The March issue of Growing for Market is out. It includes my article on planning and siting a hoophouse. This is a good time of year to scope out good sites for a hoophouse (high tunnel) if you don’t already have one. Or if you want another!
I address NRCS funding; what to look for in a good site (sunshine, drainage, good soil, fairly level land, wind protection, road access, electricity and water supplies); size and shape; and DIY versus professionally made frames (my advice – don’t skimp!). I go into the debate on single layer versus double layer plastic and special types of plastic.
I will be writing a follow-up article soon, talking about hoophouse end wall design, windows and doors, fixed walls, roll-up and roll-down walls, interior design (bed layout) and questions of in-ground insulation or even heating, as well as rainwater run-off and perhaps collection.
Other articles in this issue of Growing for Market include one on Integrated Pest and Disease Management by Karin Tifft; one on how to plan to make more money, by Jed Beach; Edible landscaping by Brad Halm; and Gretel Adams on how to best look after flowers at harvest, to cope with their particular and sometimes peculiar needs. An issue very packed with information!
Now I’m gearing up for a Crop Planning class at For the Love of the Local in my home town on Thursday 3/10 6-7pm. 402 West Main Street. Louisa, Virginia. (540) 603-2068.
Immediately after that I’m headed to Asheville, NC for the Organic Growers School. On Saturday 3/12, 2-3.30pm I’ll be presenting (a shorter version of) Intensive Vegetable Production on a Small Scale, which was a big hit at the Southern Sustainable Agriculture Working Group Conference at the end of January. On Sunday 3/13 , 4-5.30pm, I’ll be presenting my Growing Great Garlic slideshow.
Two weeks after that, I’ll be back in Asheville for the Mother Earth News Fair.

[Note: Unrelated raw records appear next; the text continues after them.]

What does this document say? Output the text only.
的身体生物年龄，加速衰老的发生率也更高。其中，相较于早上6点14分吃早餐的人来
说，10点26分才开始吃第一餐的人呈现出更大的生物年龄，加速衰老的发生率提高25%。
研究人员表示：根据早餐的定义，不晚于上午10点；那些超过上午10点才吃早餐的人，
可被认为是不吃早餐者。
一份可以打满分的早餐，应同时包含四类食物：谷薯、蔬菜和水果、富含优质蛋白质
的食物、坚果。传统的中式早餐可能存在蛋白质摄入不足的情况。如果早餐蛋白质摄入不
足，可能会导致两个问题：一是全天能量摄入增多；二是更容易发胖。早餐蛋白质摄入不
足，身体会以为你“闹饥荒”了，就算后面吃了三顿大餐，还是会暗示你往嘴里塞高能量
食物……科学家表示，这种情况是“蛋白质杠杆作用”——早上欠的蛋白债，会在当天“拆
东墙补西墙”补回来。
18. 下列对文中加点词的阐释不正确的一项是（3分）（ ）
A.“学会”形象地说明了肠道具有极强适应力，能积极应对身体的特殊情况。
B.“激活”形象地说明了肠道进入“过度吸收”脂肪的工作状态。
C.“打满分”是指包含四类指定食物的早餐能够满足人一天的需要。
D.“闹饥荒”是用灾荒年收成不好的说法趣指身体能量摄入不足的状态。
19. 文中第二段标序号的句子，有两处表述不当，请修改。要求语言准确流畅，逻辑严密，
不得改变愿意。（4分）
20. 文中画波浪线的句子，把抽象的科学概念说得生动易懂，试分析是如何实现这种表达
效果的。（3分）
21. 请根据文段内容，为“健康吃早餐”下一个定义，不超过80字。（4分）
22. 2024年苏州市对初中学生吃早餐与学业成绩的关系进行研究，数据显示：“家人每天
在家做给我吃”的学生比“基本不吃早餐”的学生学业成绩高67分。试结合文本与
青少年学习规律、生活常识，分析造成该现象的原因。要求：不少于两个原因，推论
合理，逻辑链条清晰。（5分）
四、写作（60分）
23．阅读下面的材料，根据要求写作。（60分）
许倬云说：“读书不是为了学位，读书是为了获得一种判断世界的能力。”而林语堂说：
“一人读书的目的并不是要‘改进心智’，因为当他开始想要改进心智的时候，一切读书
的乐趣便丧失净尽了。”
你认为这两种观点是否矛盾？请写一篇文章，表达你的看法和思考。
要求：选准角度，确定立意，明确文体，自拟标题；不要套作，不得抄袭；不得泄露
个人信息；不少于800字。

Click the link to see the draft schedule. I’ll be giving presentations on Crop Planning and on Fall Vegetable Production. We decided that although the Asheville Fair is always in April, people there also may be just as interested in fall vegetable growing as much as in spring vegetables!
For the stay-at-homes I’ll put these presentations up on SlideShare after the event and share them on my blog.
Spring has reached Virginia and it’s time to be on the lookout for ticks. I found a really good interview with Rick Ostfeld of the Cary Institute on A Way to Garden. This blog is by Margaret Roach, a long time garden writer, who interviews many interesting people. You can listen to her podcast or read the interview. Learn why the black-legged tick (which can transmit Lyme disease) is called the deer tick and why that isn’t the best name; why mice, chipmunks and shrews (but not voles) contribute to the spread of Lyme disease, and why foxes, opossums, raccoons and bobcats can reduce Lyme disease incidence (by catching the small mammals). Possums also “hoover up” and eat the ticks directly.
We’ve finally started planting! We transplanted some spinach and sowed carrots on Saturday. The new spinach is covered with hoops and rowcovers, just as our overwintered spinach is. This has been a tough winter. The cold-damaged spinach had bleached frozen spots on the leaves, but we have been able to harvest it about once a week.